Peki biz bu iklim krizinin neresindeyiz derseniz tercihlerimizle buna katkıda bulunduğumuzu hatırlayalım. Minimalizm ve sıfır atık gibi etiketlerin ötesinde aslında sorumlu birer tüketici olmamız gerekiyor. Howard Zinn küçük eylemlerin milyonlarca insan tarafından gerçekleştirildiğinde dünyayı değiştirebilecek bir güç haline gelebildiğini söylemişti. Bu yüzden bu köşeyi takipte kalmayı ve sorumlu birer tüketici olma yolunda adım adım ilerlemeyi unutmayın.
Önce 5 basit adımla başlayalım:
Ek bir şey satın almadan yapabileceğiniz 5 şey ile büyük fark yaratabilirsiniz.

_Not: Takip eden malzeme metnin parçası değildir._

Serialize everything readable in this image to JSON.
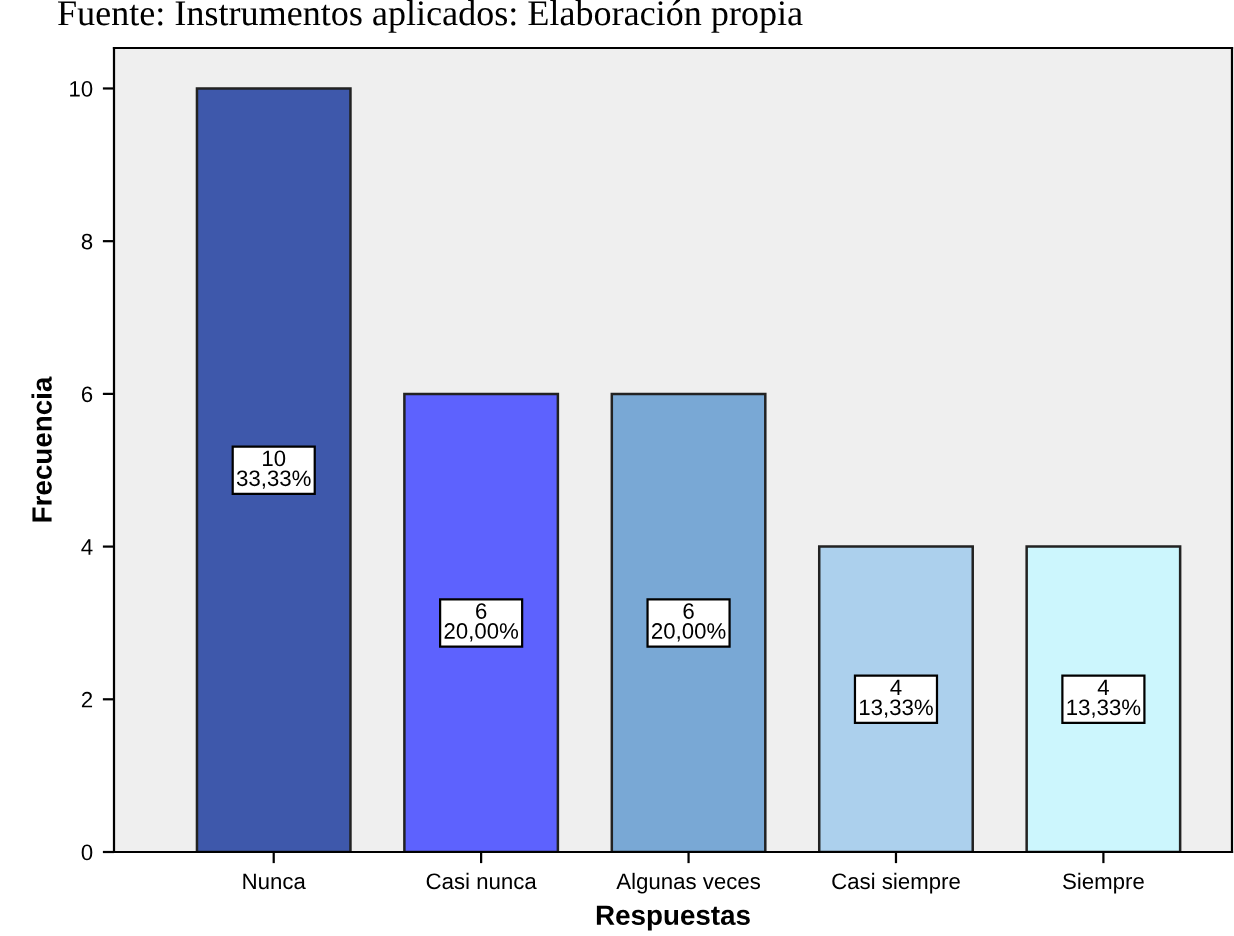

İlki, gıda alışverişi yaparken kafanızda (daha da iyisi yazarak) bir haftalık mönü oluşturarak ihtiyacınız kadar ürün alacağınızdan emin olabilirsiniz. Gıda israfı çok ciddi bir sorun, üstelik boşa giden ürünler hem üretilirken boşa enerji ve su harcanmış oluyor hem de çöplüklerde sera gazı emisyonuna neden oluyorlar.
İkinci değişim yine gıda israfını önlemek için; buzdolabında veya kilerde gerekiyorsa ürünlerin kaplarına tarih atarak önce aldığınızı şeyleri ilk kullanarak stok yapılan malzemeler varsa hepsini zamanında tüketebilirsiniz. İlk alınan ilk tüketilmeli (first in first out)
Üçüncü olarak, yumuşayan meyvelerden ya da diriliğini kaybeden sebzelerden yapabileceğiniz basit tarifler öğrenerek ev halkına taze tüketilmesi çok cazip gelmeyen bu gıdaları farklı şekillerde sunabilirsiniz. Gıdaların görselliği iştah üzerinde etkili, meyvelerden meyve suyu, smoothie ya da keke harç yapmak, sebzelerden çorba yapmak aklıma ilk gelen öneriler.
Dördüncüsü en basiti; yiyeceğiniz yemekten fazlasına ‘Hayır’ demek. Mesela misafirlikte veya başka bir etkinlikte tabağınıza yemeyeceğiniz şeyleri sırf ayıp olmasın diye almayarak yine gıdanın israf olmasını engelleyebilirsiniz.
Son olaraksa hediye seçiminizi değiştirerek doğaya katkıda bulunabilirsiniz. Mesela sevdiklerinizin doğum günlerinde onlar adına fidan dikerek sera gazının azaltımına destekte bulunabilirsiniz.
Bu 5 öneri arasında halihazırda yaptıklarınız ya da yapmayı planladıklarınız neler?